[Study on fragmentation of vitexin and isorhamnetin-3-O-beta-D-rutinoside using electrospray quadrupole time of flight mass spectrometry].

Objective: To investigate the fragmentation pathway of vitexin and isorhamnetin-3-O-beta-D-rutinoside with CID-TOF-MS.

Method: Equipped with an LC-MS was carried out using an ultra-performance liquid chromatography, electrospray ionization quadrupole collision-induced dissociation-TOF-MS.

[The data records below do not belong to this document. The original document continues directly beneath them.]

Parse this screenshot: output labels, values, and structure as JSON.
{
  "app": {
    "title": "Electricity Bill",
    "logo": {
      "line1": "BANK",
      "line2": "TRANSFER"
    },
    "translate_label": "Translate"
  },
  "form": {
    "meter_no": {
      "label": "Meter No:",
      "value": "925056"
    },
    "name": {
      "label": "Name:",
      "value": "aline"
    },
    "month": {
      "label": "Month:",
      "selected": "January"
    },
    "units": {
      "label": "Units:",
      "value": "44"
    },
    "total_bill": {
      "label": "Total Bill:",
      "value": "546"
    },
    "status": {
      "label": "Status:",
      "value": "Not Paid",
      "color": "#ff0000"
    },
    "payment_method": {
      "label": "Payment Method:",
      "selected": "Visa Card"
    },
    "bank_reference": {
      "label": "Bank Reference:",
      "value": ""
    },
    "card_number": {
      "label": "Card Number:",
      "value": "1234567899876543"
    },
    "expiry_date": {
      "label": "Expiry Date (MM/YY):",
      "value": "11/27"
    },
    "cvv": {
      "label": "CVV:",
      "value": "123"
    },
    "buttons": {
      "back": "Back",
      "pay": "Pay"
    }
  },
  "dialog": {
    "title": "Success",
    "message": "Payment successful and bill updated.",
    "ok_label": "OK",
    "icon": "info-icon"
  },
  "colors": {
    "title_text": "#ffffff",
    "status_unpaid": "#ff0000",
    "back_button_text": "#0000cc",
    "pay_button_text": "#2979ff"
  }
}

Result: ESI-MS spectrum showed [M-H]- base peak of m/z 431. 0958 and m/z 623.1566. The CID-MS of vitexin showed five basic fragment ions, three of which corresponded to the glucosyl ring fracture: m/z 353, 341 and 311; other two were benzyl ion m/z 283, aglycone ion m/z 269. In addition, two low abundance ions, namely, m/z 161 and m/z 117, generated by RDA cracking ions, were also characteristic ions. The CID-MS of isorhamnetin-3-O-beta-D-rutinoside showed six main characteristic fragments ions corresponding to the loss of rhamnosyl m/z 477 and the glycosyl ring fracture: m/z 387, 357 and 311, and aglycone ion m/z 315. In addition, B ring generated m/z 300 and m/z 271 and C ring generated m/z 243 and the RDA cleavage generated m/z 151 and m/z 125.

Conclusion: Those fragment ions can be used to quickly identify vitexin and isorhamnetin-3-O-beta-D-rutinoside.